Translational regulation is related to the dynamic properties of tRNA that constantly change to facilitate stress response and adaptation to new environments and to control gene expression. We developed microarray methods that measure tRNA abundance, fraction of aminoacylation and misacylation at the genomic scale. We are exploring roles of tRNA in translational control in mammalian cells.
A central tenet of biology is the accurate flow of information from nucleic acids to proteins through the genetic code. It is commonly believed that translation deviating from the genetic code is avoided at all times. We discovered that mammalian cells can deliberately reprogram the genetic code through tRNA misacylation upon innate immune activation and chemically triggered oxidative stress. The reprogramming is regulated by fluctuating levels of reactive oxygen species (ROS) in the cell. We are investigating how regulated mis-translation is used as a mechanism for stress response.
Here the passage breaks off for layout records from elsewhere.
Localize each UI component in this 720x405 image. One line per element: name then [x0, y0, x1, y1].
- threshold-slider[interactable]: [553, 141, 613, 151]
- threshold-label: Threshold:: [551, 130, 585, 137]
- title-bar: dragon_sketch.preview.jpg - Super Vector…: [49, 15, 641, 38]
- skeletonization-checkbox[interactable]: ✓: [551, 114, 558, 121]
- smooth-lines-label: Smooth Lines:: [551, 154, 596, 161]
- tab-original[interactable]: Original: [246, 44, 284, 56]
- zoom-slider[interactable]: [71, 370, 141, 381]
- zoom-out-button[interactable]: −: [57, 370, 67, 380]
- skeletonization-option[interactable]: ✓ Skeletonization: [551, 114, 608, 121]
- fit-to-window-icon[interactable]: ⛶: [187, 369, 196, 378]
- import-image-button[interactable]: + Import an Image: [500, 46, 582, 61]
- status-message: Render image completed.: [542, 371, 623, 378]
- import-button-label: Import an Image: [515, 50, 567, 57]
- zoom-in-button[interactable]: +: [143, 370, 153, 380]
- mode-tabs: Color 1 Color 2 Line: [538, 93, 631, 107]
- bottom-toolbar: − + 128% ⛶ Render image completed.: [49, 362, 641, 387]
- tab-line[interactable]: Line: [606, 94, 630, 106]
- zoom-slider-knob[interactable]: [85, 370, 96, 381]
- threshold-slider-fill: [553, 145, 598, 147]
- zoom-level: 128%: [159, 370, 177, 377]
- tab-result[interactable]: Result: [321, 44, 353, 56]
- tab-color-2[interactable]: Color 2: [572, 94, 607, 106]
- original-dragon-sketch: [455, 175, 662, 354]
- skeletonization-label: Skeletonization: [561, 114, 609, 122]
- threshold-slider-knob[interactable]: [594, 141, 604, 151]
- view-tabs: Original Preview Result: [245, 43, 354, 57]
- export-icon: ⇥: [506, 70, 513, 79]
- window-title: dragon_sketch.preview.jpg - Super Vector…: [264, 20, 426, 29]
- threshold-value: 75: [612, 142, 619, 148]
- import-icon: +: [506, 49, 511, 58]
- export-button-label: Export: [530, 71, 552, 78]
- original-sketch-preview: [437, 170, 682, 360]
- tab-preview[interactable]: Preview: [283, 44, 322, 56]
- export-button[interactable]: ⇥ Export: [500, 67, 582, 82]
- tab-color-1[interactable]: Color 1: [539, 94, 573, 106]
Over 100 types of post-transcriptional RNA modifications have been identified in thousands of sites from bacteria to humans. They include methylation of bases and the ribose backbone, rotation and reduction of uridine, base deamination, addition of ring structures and carbohydrate moieties, and so on. RNA modifications are involved in stress response, environmental adaptation, and antibiotic resistance. Some modifications can be removed by cellular enzymes, leading to dynamic regulation of their function. We are investigating the function of RNA modifications in cell growth, adaptation and development.
We are also investigating how RNA folds during transcription to understand RNA folding and structural rearrangement in the cell.